11 E-Scooter sind wir probegefahren. Im Fokus stand neben der Akkulaufzeit das Verhalten im Straßenverkehr: Lässt sich mit dem Roller sicher abbiegen, wie gut kann man damit bremsen und welches Modell bietet so viel Fahrkomfort, dass damit man damit über Kopfsteinpflaster düsen kann?

Jochen Wieloch
Jochen Wieloch
schreibt unter anderem für Audiovision und i-fidelity und testet überwiegend Unterhaltungselektronik, Sport- und Fitnessgeräte sowie Video-Drohnen.

Die Vorteile der elektrifizierten Tretroller liegen auf der Hand: Sie sind klein, (relativ) leicht und bringen ihren Fahrer ohne Kraftanstrengung und Schweißproduktion von A nach B. Diese Eigenschaften machen die kleinen Flitzer auch zunehmend für Pendler interessant, die dem öffentlichen Nahverkehr entfliehen wollen und die berüchtigte letzte Meile individuell und an der frischen Luft zurücklegen möchten. Durch ihr kompakten Maße sind sie dafür wie geschaffen.

Für den Alltag: Micro Emicro Explorer

Für den Alltag

Micro Emicro Explorer

Test: Micro Explorer
So viel Fahrspaß wie der Micro Emicro Explorer bietet kein anderer E-Scooter, zudem ist er auf Langlebigkeit ausgelegt.

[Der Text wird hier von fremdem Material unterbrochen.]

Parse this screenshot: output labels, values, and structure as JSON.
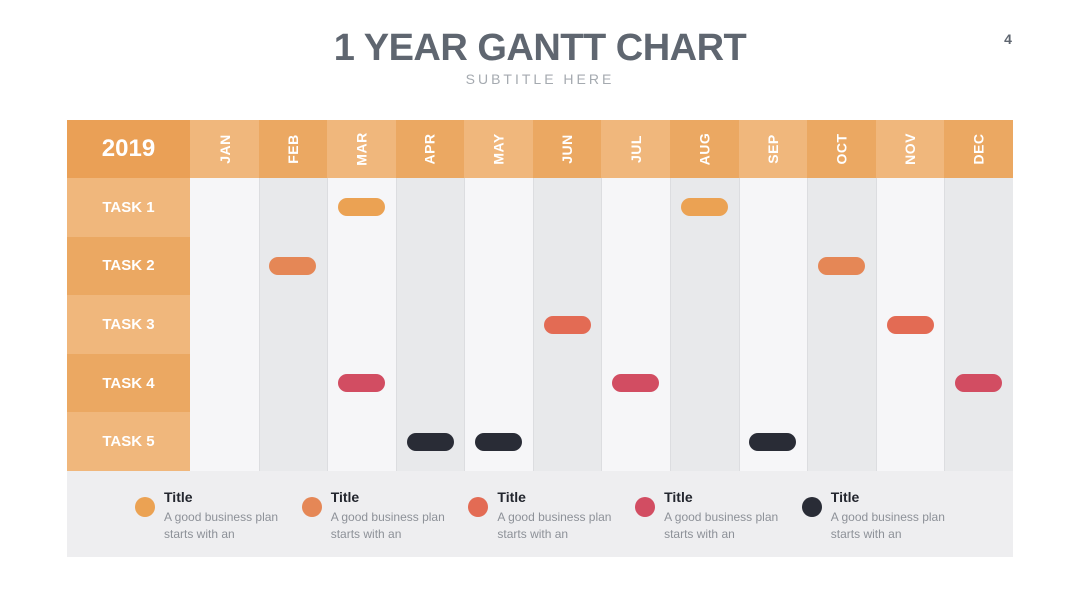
{
  "slide": {
    "title": "1 YEAR GANTT CHART",
    "subtitle": "SUBTITLE HERE",
    "page_number": "4"
  },
  "gantt": {
    "year": "2019",
    "months": [
      "JAN",
      "FEB",
      "MAR",
      "APR",
      "MAY",
      "JUN",
      "JUL",
      "AUG",
      "SEP",
      "OCT",
      "NOV",
      "DEC"
    ],
    "tasks": [
      {
        "label": "TASK 1",
        "color": "#eba253",
        "months": [
          3,
          8
        ]
      },
      {
        "label": "TASK 2",
        "color": "#e58756",
        "months": [
          2,
          10
        ]
      },
      {
        "label": "TASK 3",
        "color": "#e36b54",
        "months": [
          6,
          11
        ]
      },
      {
        "label": "TASK 4",
        "color": "#d24d62",
        "months": [
          3,
          7,
          12
        ]
      },
      {
        "label": "TASK 5",
        "color": "#292c36",
        "months": [
          4,
          5,
          9
        ]
      }
    ],
    "colors": {
      "year_header": "#eaa056",
      "header_light": "#f0b77c",
      "header_dark": "#eba862",
      "label_light": "#f0b77c",
      "label_dark": "#eba862",
      "column_light": "#f6f6f8",
      "column_dark": "#e8e9eb"
    }
  },
  "legend": [
    {
      "title": "Title",
      "description": "A good business plan starts with an",
      "color": "#eba253"
    },
    {
      "title": "Title",
      "description": "A good business plan starts with an",
      "color": "#e58756"
    },
    {
      "title": "Title",
      "description": "A good business plan starts with an",
      "color": "#e36b54"
    },
    {
      "title": "Title",
      "description": "A good business plan starts with an",
      "color": "#d24d62"
    },
    {
      "title": "Title",
      "description": "A good business plan starts with an",
      "color": "#292c36"
    }
  ]
}
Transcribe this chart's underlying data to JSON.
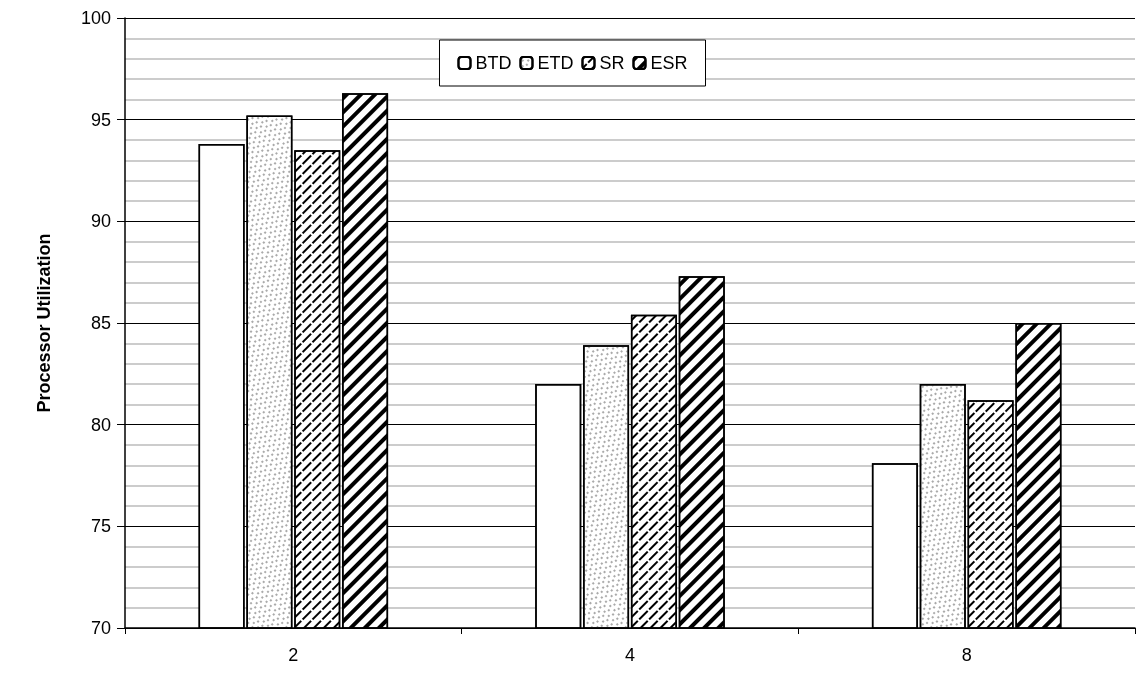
{
  "chart_data": {
    "type": "bar",
    "ylabel": "Processor Utilization",
    "categories": [
      "2",
      "4",
      "8"
    ],
    "series": [
      {
        "name": "BTD",
        "color": "#ffffff",
        "values": [
          93.8,
          82.0,
          78.1
        ]
      },
      {
        "name": "ETD",
        "color": "#ffffff",
        "values": [
          95.2,
          83.9,
          82.0
        ]
      },
      {
        "name": "SR",
        "color": "#ffffff",
        "values": [
          93.5,
          85.4,
          81.2
        ]
      },
      {
        "name": "ESR",
        "color": "#ffffff",
        "values": [
          96.3,
          87.3,
          85.0
        ]
      }
    ],
    "ylim": [
      70,
      100
    ],
    "yticks": [
      70,
      75,
      80,
      85,
      90,
      95,
      100
    ],
    "grid": "y",
    "legend": "top"
  }
}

Der Micro Emicro Explorer schafft einen gelungenen Spagat zwischen Leichtbau und Fahrkomfort. Mit einem Gewicht von 13,5 Kilo lässt er sich bequem transportieren und liegt dennoch satt auf der Straße. Dazu kommt, dass der Roller äußerst robust und verwindungssteif ist, was angesichts der Aussage des Schweizer Herstellers, er habe den Roller für eine Lebensdauer von mindestens 5.000 Kilometer ausgelegt, nicht weiter überrascht.

 E-Scooter Test: E Scooter Test7 2020 Micro Explorer
Nicht kaputt, nur geparkt: Der Parkmechanismus des Emicro ist optisch gewöhnungsbedürftig.

Etwas gewöhnungsbedürftig war für uns der fehlende Ständer, der durch einen Klappmechanismus kompensiert wurde, bei dem das Vorderrad so weit nach vorne geklappt wird, bis der Roller mit der Unterseite des Trittbretts auf der Straße aufliegt. Das sieht zwar etwas unorthodox aus, erfüllt aber seinen Zweck. Der Lenker des Micro lässt sich in der Höhe verstellen, und um beim Transport möglichst platzsparend zu sein, lassen sich auch seine Griffe zusammenfalten.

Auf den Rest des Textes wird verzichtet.